3. Membangun prototyping (Develop)
Membangun prototyping dengan membuat perancangan sementara yang dapat memenuhi
permintaan dasar, yang berfokus pada penyediaan user interface (misalnya dengan
membuat input dan format output). Fitur yang ada tidak berjalan sama persis seperti pada
software sebenarnya dan solusi (workaround) digunakan untuk memberi kesamaan
tampilan dan rasa (pengalaman) pada user pada prototype yang dibangun.
4. Review dari prototype (Evaluation)
Prototype yang dikembangkan dipresentasikan ke user dan juga stakeholder yang penting
pada proyek terkait. Feedback dikumpulkan secara terorganisasi dan digunakan untuk
pengembangan lebih jauh dari produk yang sedang dikembangkan. Jika prototype sudah
sesuai maka bisa langsung dilanjutkan untuk melakukan pemrograman sistem
(mengkodekan sistem). Jika belum sesuai prototype direvisi dengan mengulangi langkah
satu sampai tiga. Pada tahap ini peninjan ulang dari komentar akan didiskusikan dan
negosiasi terjadi antara customer berdasarkan faktor keterbatasan waktu dan biaya dan
juga kelayakan secara teknis untuk implementasi sesungguhnya.

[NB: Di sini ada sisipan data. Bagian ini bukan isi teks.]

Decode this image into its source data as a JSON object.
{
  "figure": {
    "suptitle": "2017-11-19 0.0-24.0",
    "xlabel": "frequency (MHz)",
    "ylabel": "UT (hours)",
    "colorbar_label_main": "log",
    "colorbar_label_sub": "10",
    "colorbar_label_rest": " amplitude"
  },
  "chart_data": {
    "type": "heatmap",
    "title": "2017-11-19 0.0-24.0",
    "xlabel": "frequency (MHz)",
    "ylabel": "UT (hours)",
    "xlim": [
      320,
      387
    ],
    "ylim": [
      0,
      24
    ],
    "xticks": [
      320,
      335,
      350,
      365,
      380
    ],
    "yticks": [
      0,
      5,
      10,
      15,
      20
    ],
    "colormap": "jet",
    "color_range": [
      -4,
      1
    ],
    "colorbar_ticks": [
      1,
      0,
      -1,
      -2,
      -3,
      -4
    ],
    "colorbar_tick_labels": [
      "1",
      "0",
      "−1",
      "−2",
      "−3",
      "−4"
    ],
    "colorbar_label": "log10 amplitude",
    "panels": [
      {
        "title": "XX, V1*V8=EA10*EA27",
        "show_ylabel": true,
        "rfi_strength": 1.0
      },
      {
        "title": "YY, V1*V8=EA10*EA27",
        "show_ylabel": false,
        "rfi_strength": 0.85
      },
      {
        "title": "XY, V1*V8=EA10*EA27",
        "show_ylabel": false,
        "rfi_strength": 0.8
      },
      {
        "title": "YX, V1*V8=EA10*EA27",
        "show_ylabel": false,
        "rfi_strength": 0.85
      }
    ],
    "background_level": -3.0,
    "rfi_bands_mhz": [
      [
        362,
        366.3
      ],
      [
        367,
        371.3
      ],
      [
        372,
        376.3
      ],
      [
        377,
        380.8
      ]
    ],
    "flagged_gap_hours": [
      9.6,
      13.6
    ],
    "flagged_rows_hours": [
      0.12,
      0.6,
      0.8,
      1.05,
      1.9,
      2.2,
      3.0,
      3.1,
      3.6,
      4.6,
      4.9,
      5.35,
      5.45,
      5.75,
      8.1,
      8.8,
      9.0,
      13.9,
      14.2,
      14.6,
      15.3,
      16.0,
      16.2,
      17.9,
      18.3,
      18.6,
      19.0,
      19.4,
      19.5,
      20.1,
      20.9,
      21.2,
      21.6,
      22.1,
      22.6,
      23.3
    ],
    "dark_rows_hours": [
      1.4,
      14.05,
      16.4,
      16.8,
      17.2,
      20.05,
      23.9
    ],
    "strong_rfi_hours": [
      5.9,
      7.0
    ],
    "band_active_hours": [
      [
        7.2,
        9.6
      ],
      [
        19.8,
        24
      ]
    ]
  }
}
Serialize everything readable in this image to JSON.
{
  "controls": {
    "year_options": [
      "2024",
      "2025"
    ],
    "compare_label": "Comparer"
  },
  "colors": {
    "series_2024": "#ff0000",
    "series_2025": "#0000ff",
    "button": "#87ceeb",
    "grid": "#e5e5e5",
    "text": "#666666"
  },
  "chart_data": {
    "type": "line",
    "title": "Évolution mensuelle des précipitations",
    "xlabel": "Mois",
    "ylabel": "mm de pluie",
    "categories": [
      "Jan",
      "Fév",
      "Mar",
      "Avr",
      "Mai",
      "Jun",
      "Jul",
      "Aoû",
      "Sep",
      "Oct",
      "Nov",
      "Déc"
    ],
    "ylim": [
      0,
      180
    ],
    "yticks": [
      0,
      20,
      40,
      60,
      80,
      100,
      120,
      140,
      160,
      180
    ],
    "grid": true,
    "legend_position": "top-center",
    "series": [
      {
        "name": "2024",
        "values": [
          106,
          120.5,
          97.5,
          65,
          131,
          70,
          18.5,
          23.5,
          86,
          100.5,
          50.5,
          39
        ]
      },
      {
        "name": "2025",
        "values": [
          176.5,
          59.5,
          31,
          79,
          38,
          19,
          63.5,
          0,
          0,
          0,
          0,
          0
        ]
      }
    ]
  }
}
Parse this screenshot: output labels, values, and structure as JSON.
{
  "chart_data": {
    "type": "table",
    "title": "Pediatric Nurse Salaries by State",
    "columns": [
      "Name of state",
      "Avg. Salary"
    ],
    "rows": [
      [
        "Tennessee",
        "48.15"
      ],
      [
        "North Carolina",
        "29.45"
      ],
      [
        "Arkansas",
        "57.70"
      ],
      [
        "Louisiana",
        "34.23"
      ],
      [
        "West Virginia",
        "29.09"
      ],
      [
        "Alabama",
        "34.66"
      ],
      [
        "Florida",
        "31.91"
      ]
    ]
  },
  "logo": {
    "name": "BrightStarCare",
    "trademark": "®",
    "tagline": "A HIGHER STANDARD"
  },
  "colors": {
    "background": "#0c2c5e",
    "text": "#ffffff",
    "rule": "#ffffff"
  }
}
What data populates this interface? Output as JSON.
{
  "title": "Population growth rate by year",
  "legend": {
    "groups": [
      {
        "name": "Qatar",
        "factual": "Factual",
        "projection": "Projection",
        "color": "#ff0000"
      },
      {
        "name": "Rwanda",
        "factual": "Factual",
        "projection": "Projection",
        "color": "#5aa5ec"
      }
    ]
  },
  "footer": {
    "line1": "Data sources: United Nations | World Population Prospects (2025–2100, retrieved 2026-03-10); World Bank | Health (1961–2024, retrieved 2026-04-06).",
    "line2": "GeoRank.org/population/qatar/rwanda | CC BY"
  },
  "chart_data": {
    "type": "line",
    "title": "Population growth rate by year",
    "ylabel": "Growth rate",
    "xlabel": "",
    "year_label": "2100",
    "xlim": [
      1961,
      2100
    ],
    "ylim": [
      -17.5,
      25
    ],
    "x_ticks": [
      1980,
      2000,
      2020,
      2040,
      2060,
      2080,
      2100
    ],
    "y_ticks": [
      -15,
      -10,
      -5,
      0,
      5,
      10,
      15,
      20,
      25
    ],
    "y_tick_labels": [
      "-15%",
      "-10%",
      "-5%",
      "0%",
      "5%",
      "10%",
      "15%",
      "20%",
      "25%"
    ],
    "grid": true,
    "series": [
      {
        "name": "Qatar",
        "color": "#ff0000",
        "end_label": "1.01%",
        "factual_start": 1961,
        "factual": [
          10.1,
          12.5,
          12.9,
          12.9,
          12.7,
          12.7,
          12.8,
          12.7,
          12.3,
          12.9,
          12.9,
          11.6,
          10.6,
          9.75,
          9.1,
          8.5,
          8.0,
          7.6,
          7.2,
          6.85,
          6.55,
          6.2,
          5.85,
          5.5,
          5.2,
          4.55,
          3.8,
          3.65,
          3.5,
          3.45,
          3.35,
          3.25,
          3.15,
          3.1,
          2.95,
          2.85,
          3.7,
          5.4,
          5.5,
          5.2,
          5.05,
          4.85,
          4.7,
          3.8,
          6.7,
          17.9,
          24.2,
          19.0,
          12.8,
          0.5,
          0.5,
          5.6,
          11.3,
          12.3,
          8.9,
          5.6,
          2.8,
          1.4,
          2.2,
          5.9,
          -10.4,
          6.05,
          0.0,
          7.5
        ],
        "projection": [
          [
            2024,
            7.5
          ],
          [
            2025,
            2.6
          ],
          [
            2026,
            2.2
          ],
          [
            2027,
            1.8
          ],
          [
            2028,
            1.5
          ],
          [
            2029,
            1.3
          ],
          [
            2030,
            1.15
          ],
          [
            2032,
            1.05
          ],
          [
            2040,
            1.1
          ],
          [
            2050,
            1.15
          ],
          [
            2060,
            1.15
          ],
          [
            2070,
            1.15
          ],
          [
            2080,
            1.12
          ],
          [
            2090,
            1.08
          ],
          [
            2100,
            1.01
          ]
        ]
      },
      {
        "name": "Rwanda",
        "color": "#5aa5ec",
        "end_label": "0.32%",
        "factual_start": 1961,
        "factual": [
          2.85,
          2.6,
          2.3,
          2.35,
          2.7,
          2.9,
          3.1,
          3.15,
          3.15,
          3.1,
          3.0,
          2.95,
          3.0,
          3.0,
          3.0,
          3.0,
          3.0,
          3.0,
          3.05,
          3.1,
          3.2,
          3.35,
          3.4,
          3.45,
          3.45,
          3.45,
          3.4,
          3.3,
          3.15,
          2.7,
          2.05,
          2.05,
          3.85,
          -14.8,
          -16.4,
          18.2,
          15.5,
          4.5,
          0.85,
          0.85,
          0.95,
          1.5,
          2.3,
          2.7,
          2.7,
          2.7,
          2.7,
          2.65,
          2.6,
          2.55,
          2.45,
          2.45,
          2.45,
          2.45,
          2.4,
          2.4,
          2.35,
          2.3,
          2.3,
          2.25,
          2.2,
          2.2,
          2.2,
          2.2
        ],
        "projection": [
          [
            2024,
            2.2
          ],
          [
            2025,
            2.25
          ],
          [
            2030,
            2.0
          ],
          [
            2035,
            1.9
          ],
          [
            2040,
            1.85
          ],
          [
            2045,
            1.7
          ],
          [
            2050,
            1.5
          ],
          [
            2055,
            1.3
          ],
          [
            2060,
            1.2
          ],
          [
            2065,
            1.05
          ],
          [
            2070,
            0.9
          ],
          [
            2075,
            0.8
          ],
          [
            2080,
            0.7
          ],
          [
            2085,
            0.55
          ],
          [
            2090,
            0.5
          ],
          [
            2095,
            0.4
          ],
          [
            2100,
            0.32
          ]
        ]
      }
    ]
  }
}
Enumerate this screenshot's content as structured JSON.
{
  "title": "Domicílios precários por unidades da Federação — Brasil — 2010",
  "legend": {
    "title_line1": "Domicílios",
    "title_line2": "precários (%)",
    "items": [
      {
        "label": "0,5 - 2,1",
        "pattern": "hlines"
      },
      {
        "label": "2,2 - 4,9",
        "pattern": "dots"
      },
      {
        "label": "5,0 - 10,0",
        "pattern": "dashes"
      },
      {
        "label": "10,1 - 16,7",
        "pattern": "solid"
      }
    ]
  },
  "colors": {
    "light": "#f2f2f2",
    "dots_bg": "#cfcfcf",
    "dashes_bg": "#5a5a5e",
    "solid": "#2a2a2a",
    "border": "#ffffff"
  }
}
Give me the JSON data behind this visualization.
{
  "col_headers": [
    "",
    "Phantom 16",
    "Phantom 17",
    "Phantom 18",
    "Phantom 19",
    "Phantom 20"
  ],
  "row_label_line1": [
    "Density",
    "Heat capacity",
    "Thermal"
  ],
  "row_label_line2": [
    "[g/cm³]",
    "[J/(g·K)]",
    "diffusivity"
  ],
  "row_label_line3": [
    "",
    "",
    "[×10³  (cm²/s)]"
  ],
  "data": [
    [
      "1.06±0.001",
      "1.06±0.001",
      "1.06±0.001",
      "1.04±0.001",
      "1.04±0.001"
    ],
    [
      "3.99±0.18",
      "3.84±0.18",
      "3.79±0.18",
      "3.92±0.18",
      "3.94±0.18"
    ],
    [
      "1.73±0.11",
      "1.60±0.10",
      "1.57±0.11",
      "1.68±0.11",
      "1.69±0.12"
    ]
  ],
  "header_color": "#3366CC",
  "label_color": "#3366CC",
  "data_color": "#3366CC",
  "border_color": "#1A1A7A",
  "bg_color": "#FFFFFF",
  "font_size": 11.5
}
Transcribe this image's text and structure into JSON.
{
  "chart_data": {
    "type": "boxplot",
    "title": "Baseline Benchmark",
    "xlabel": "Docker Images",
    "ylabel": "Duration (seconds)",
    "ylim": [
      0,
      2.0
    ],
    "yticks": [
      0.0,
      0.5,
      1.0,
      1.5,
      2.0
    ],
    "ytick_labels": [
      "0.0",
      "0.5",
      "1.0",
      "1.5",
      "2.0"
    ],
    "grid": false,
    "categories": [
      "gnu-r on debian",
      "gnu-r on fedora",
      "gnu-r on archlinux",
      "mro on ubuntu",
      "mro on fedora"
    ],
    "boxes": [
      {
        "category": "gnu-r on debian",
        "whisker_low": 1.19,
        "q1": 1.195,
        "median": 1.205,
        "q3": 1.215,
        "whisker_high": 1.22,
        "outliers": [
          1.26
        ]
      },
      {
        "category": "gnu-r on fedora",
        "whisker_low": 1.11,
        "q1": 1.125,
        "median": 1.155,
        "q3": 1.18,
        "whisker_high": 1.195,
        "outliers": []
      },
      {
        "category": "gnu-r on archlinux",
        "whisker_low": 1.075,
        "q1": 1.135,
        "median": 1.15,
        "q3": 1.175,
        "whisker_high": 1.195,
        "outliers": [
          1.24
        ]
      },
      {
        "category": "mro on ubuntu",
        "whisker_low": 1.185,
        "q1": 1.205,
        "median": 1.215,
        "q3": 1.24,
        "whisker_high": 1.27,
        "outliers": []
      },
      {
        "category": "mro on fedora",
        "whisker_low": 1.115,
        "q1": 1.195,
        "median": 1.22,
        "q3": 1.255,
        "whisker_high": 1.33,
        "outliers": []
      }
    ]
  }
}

Siklus ini berulang
ketika harapan dari user belum bisa terpenuhi.
5. Mengkodekan sistem
Dalam tahap ini prototyping yang sudah disepakati akan diterjemahkan ke dalam program
sesungguhnya menggunakan database dan bahasa pemrograman yang sesuai.
6. Menguji sistem
Setelah sistem sudah menjadi suatu software yang siap pakai, maka dilakukan pengujian
semua fungsi yang ada sebelum digunakan. Pengujian ini dilakukan dengan metode
White Box yang meliputi pengujian basis path (untuk mengukur komplektisitas
algoritma, pengujian kondisi dan pengujian loop dan juga Black Box untuk mencari
solusi error yang terjadi pada fungsional program.
7. Evaluasi Sistem
User akan mengevaluasi apakah sistem sudah sesuai dengan apa yang diharapkan.
d. Keunggulan dan Kelemahan Prototyping
Keunggulan prototyping adalah sebagai berikut:
1. Adanya komunikasi yang baik antara developer dan user.
2. Developer dapat bekerja lebih baik dalam menentukan kebutuhan user.
3. User berperan aktif dalam pengembangan sistem.
4. Lebih menghemat waktu dalam pengembangan sistem.
5. Penerapan menjadi lebih mudah karena user mengetahui apa yang diharapkannya.
Kelemahan prototyping adalah sebagai berikut:
1. User terkadang tidak melihat atau menyadari bahwa software yang ada belum
menyertakan kualitas perangkat lunak secara keseluruhan dan juga belum memikirkan
kemampuan pemeliharaan untuk jangka waktu lama.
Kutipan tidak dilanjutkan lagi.